CHICAGO – No one flaw.
For seven years as the chief coach of Ohio, the city of Meier never lost to Michigan. Not once. He triumphed Brady Hawk three times and won all four matches with Jim Harbo. The rivalry that constantly measured the two Big Ten programs meant Meyer's all, and he won the seven games with an average margin of 12.3 points.
He has gone now, although he has retired after retirement in 2018.
Comes Ryan Day. Unlike Meyer, Jim Tresel and Woody Hayes, Den did not grow up in Ohio. But he has an understanding of the rivalry. Day said he had watched the game since he was a child and is now 2-0 against Wolverine as a coach.
As the head coach of the first year, Den does not intend to make any changes to how Ohio is preparing to confront Michigan.
"No. It works," Day said on Thursday in the Big Ten media days. "That works well.
The dozens of reporters on the dais of the Day could not help but laughed. Everyone knew he was right.
Meyer's approach worked with Ohio on the road and worked when Bucket had hosted Michigan. He worked with his team as a heavy favorite and worked when he held the outsider's rare position. It works in tight games and works in holes. She was working against Hocke and she was working against Harbo.
Ohio has never won seven games in a row against Michigan. Mayer changed that. The day has a chance to extend the series to eight when he and Buckeys invade Ann Arbor, Michigan, on November 30.
"What I learned from Urban at the very moment I got there was to work the game every day," Den said. "And the way to respect the rivalry and respect of rivalry is to work every day, and we do it. This is part of what we do when recruiting or everyday we have periods we have in practice where we call it Nordic Team Workout where we work in practice so we live every day. This is something we always have in the back of our minds. We have things in our facility and we must respect these guys to the greatest extent and the program they have and we know that this year will be difficult. Last year was a little anomaly. It was lateral. But we know that this year it will not be easy, so we will have our hands full up again.
If the clock counts the days while the Ohio State faces Michigan, said 189 days, players must do 189 reps, regardless of the strength and training of the coach who has appointed Mickey Marotti. If the clock says 312 days, Marotti makes everyone make 312 repetitions of the exercise. Pain causes contempt and neglect leads to results.
These types of training were prevalent at Meyer, and they at first glance did not change until the day is over.
"It helps a lot when we train so hard for something so long and then the day is finally there to get rid of it," said Jonathan Cooper. "You are ready and prepared and have put the work on a continuous and constant basis. The boys are a pay day and let's get out and have fun. You realize why you've done all these sessions, all those repulsions and all those tracks. It was for them. This day we hate them, and they hate us. That's right. When you have a pouch in front of you with the letter M on it and you are tired and you keep hitting it and you keep hitting it, because you have a coach who tells you to hit it, that puts the attitude in you. It changes you.

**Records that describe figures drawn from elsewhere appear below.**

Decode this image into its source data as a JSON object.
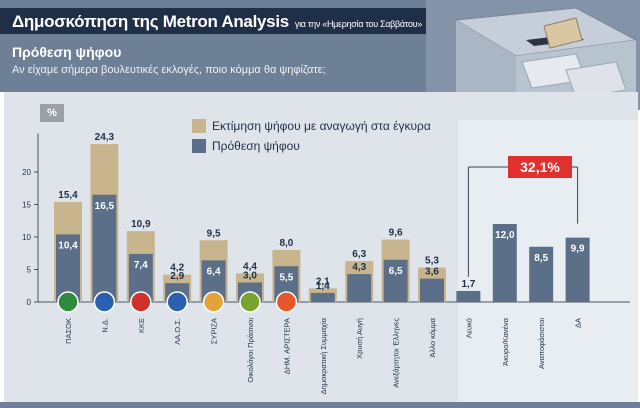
{
  "header": {
    "title": "Δημοσκόπηση της Metron Analysis",
    "title_suffix": "για την «Ημερησία του Σαββάτου»",
    "subtitle": "Πρόθεση ψήφου",
    "question": "Αν είχαμε σήμερα βουλευτικές εκλογές, ποιο κόμμα θα ψηφίζατε;"
  },
  "percent_badge": "%",
  "callout": "32,1%",
  "colors": {
    "estimate": "#c9b58d",
    "intention": "#5c6f89",
    "callout": "#e0312f"
  },
  "chart_data": {
    "type": "bar",
    "ylabel": "%",
    "ylim": [
      0,
      25
    ],
    "yticks": [
      0,
      5,
      10,
      15,
      20
    ],
    "grid": false,
    "legend_position": "top-center",
    "categories": [
      "ΠΑΣΟΚ",
      "Ν.Δ.",
      "ΚΚΕ",
      "ΛΑ.Ο.Σ.",
      "ΣΥΡΙΖΑ",
      "Οικολόγοι Πράσινοι",
      "ΔΗΜ. ΑΡΙΣΤΕΡΑ",
      "Δημοκρατική Συμμαχία",
      "Χρυσή Αυγή",
      "Ανεξάρτητοι Έλληνες",
      "Άλλο κόμμα",
      "Λευκό",
      "Άκυρο/Κανένα",
      "Αναποφάσιστοι",
      "ΔΑ"
    ],
    "category_icons": [
      "pasok-sun-icon",
      "nd-torch-icon",
      "kke-hammer-sickle-icon",
      "laos-icon",
      "syriza-flag-icon",
      "ecogreens-sunflower-icon",
      "dimar-icon",
      "",
      "",
      "",
      "",
      "",
      "",
      "",
      ""
    ],
    "series": [
      {
        "name": "Εκτίμηση ψήφου με αναγωγή στα έγκυρα",
        "values": [
          15.4,
          24.3,
          10.9,
          4.2,
          9.5,
          4.4,
          8.0,
          2.1,
          6.3,
          9.6,
          5.3,
          null,
          null,
          null,
          null
        ]
      },
      {
        "name": "Πρόθεση ψήφου",
        "values": [
          10.4,
          16.5,
          7.4,
          2.9,
          6.4,
          3.0,
          5.5,
          1.4,
          4.3,
          6.5,
          3.6,
          1.7,
          12.0,
          8.5,
          9.9
        ]
      }
    ],
    "value_labels": {
      "estimate": [
        "15,4",
        "24,3",
        "10,9",
        "4,2",
        "9,5",
        "4,4",
        "8,0",
        "2,1",
        "6,3",
        "9,6",
        "5,3",
        "",
        "",
        "",
        ""
      ],
      "intention": [
        "10,4",
        "16,5",
        "7,4",
        "2,9",
        "6,4",
        "3,0",
        "5,5",
        "1,4",
        "4,3",
        "6,5",
        "3,6",
        "1,7",
        "12,0",
        "8,5",
        "9,9"
      ]
    },
    "bracket": {
      "label": "32,1%",
      "from": "Λευκό",
      "to": "ΔΑ"
    }
  }
}
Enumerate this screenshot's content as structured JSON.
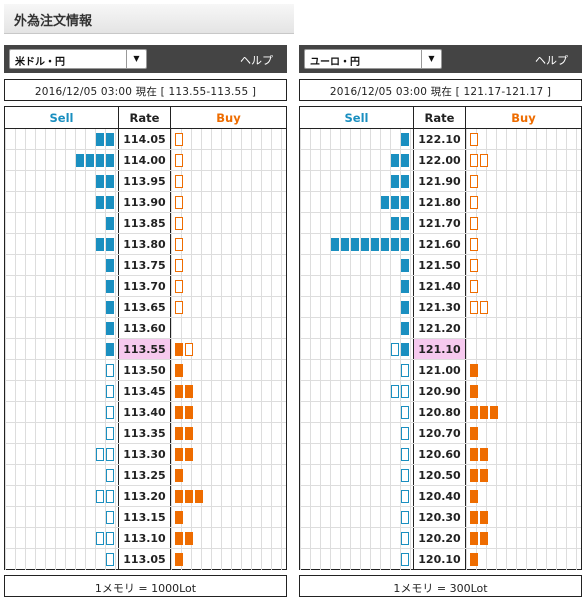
{
  "page_title": "外為注文情報",
  "panels": [
    {
      "pair_select": "米ドル・円",
      "help_label": "ヘルプ",
      "info": "2016/12/05  03:00 現在 [ 113.55-113.55 ]",
      "headers": {
        "sell": "Sell",
        "rate": "Rate",
        "buy": "Buy"
      },
      "footer": "1メモリ = 1000Lot",
      "rows": [
        {
          "rate": "114.05",
          "sell": 2,
          "sell_partial": false,
          "buy": 0,
          "buy_partial": true
        },
        {
          "rate": "114.00",
          "sell": 4,
          "sell_partial": false,
          "buy": 0,
          "buy_partial": true
        },
        {
          "rate": "113.95",
          "sell": 2,
          "sell_partial": false,
          "buy": 0,
          "buy_partial": true
        },
        {
          "rate": "113.90",
          "sell": 2,
          "sell_partial": false,
          "buy": 0,
          "buy_partial": true
        },
        {
          "rate": "113.85",
          "sell": 1,
          "sell_partial": false,
          "buy": 0,
          "buy_partial": true
        },
        {
          "rate": "113.80",
          "sell": 2,
          "sell_partial": false,
          "buy": 0,
          "buy_partial": true
        },
        {
          "rate": "113.75",
          "sell": 1,
          "sell_partial": false,
          "buy": 0,
          "buy_partial": true
        },
        {
          "rate": "113.70",
          "sell": 1,
          "sell_partial": false,
          "buy": 0,
          "buy_partial": true
        },
        {
          "rate": "113.65",
          "sell": 1,
          "sell_partial": false,
          "buy": 0,
          "buy_partial": true
        },
        {
          "rate": "113.60",
          "sell": 1,
          "sell_partial": false,
          "buy": 0,
          "buy_partial": false
        },
        {
          "rate": "113.55",
          "sell": 1,
          "sell_partial": false,
          "buy": 1,
          "buy_partial": true,
          "current": true
        },
        {
          "rate": "113.50",
          "sell": 0,
          "sell_partial": true,
          "buy": 1,
          "buy_partial": false
        },
        {
          "rate": "113.45",
          "sell": 0,
          "sell_partial": true,
          "buy": 2,
          "buy_partial": false
        },
        {
          "rate": "113.40",
          "sell": 0,
          "sell_partial": true,
          "buy": 2,
          "buy_partial": false
        },
        {
          "rate": "113.35",
          "sell": 0,
          "sell_partial": true,
          "buy": 2,
          "buy_partial": false
        },
        {
          "rate": "113.30",
          "sell": 0,
          "sell_partial": true,
          "sell_empty": 2,
          "buy": 2,
          "buy_partial": false
        },
        {
          "rate": "113.25",
          "sell": 0,
          "sell_partial": true,
          "buy": 1,
          "buy_partial": false
        },
        {
          "rate": "113.20",
          "sell": 0,
          "sell_partial": true,
          "sell_empty": 2,
          "buy": 3,
          "buy_partial": false
        },
        {
          "rate": "113.15",
          "sell": 0,
          "sell_partial": true,
          "buy": 1,
          "buy_partial": false
        },
        {
          "rate": "113.10",
          "sell": 0,
          "sell_partial": true,
          "sell_empty": 2,
          "buy": 2,
          "buy_partial": false
        },
        {
          "rate": "113.05",
          "sell": 0,
          "sell_partial": true,
          "buy": 1,
          "buy_partial": false
        }
      ]
    },
    {
      "pair_select": "ユーロ・円",
      "help_label": "ヘルプ",
      "info": "2016/12/05  03:00 現在 [ 121.17-121.17 ]",
      "headers": {
        "sell": "Sell",
        "rate": "Rate",
        "buy": "Buy"
      },
      "footer": "1メモリ = 300Lot",
      "rows": [
        {
          "rate": "122.10",
          "sell": 1,
          "sell_partial": false,
          "buy": 0,
          "buy_partial": true
        },
        {
          "rate": "122.00",
          "sell": 2,
          "sell_partial": false,
          "buy": 0,
          "buy_partial": true,
          "buy_empty": 2
        },
        {
          "rate": "121.90",
          "sell": 2,
          "sell_partial": false,
          "buy": 0,
          "buy_partial": true
        },
        {
          "rate": "121.80",
          "sell": 3,
          "sell_partial": false,
          "buy": 0,
          "buy_partial": true
        },
        {
          "rate": "121.70",
          "sell": 2,
          "sell_partial": false,
          "buy": 0,
          "buy_partial": true
        },
        {
          "rate": "121.60",
          "sell": 8,
          "sell_partial": false,
          "buy": 0,
          "buy_partial": true
        },
        {
          "rate": "121.50",
          "sell": 1,
          "sell_partial": false,
          "buy": 0,
          "buy_partial": true
        },
        {
          "rate": "121.40",
          "sell": 1,
          "sell_partial": false,
          "buy": 0,
          "buy_partial": true
        },
        {
          "rate": "121.30",
          "sell": 1,
          "sell_partial": false,
          "buy": 0,
          "buy_partial": true,
          "buy_empty": 2
        },
        {
          "rate": "121.20",
          "sell": 1,
          "sell_partial": false,
          "buy": 0,
          "buy_partial": false
        },
        {
          "rate": "121.10",
          "sell": 1,
          "sell_partial": true,
          "buy": 0,
          "buy_partial": false,
          "current": true
        },
        {
          "rate": "121.00",
          "sell": 0,
          "sell_partial": true,
          "buy": 1,
          "buy_partial": false
        },
        {
          "rate": "120.90",
          "sell": 0,
          "sell_partial": true,
          "sell_empty": 2,
          "buy": 1,
          "buy_partial": false
        },
        {
          "rate": "120.80",
          "sell": 0,
          "sell_partial": true,
          "buy": 3,
          "buy_partial": false
        },
        {
          "rate": "120.70",
          "sell": 0,
          "sell_partial": true,
          "buy": 1,
          "buy_partial": false
        },
        {
          "rate": "120.60",
          "sell": 0,
          "sell_partial": true,
          "buy": 2,
          "buy_partial": false
        },
        {
          "rate": "120.50",
          "sell": 0,
          "sell_partial": true,
          "buy": 2,
          "buy_partial": false
        },
        {
          "rate": "120.40",
          "sell": 0,
          "sell_partial": true,
          "buy": 1,
          "buy_partial": false
        },
        {
          "rate": "120.30",
          "sell": 0,
          "sell_partial": true,
          "buy": 2,
          "buy_partial": false
        },
        {
          "rate": "120.20",
          "sell": 0,
          "sell_partial": true,
          "buy": 2,
          "buy_partial": false
        },
        {
          "rate": "120.10",
          "sell": 0,
          "sell_partial": true,
          "buy": 1,
          "buy_partial": false
        }
      ]
    }
  ],
  "colors": {
    "sell": "#1a8fc0",
    "buy": "#ee6c00",
    "current_rate_bg": "#f6c9ee",
    "toolbar": "#444444"
  }
}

It's different. "
Even the music – LL Cool's It's Time For War – played in the Woody Hayes Athletic Center during the Michigan week during Meier's reign, will remain the same, Cooper said.
Traditions, approach, and communications have worked, so why change something?
"You really do not understand it until you actually play, how intense and how important each game is," said Jordan Fuller. "It will hurt, it will be dirty, it will be dirty, but I mean, that's why we work so hard. Just to overcome this. "
Meyer has been dealing with two aspects of the rivalry for all seven years: respect and constant focus.
The more the day is talking about rivalry, the more it sounds like someone trying to follow Meyer's book, which leads him to a 7-0 record.
"We live every day," Day said. "As part of this rivalry, growing up and seeing it, it was one of those things that looked bigger than life and now they play it for two games and 2: 0 is incredible. We know we're going to be back in next year, and it's going to be tough and all that stuff. Nothing but respect for rivalry.
In order for Day to remain in the good mood of Buckeyes fans, he will have to continue to translate this respect into victories.
"It did not take long to figure out what are the expectations for football in Ohio," Meyer said at his retirement press conference on December 4th. – First, he won the rivalry. And second, win every game after that. "
Meyer reached number one, leaving the program as the first permanent coach of the 1940s to never lose to Michigan. No one in Ohio has done the rivalry better than he did.
After 134 days, it will be time to see if Day will begin to find similar success in the game that sets so many legacy of coaches.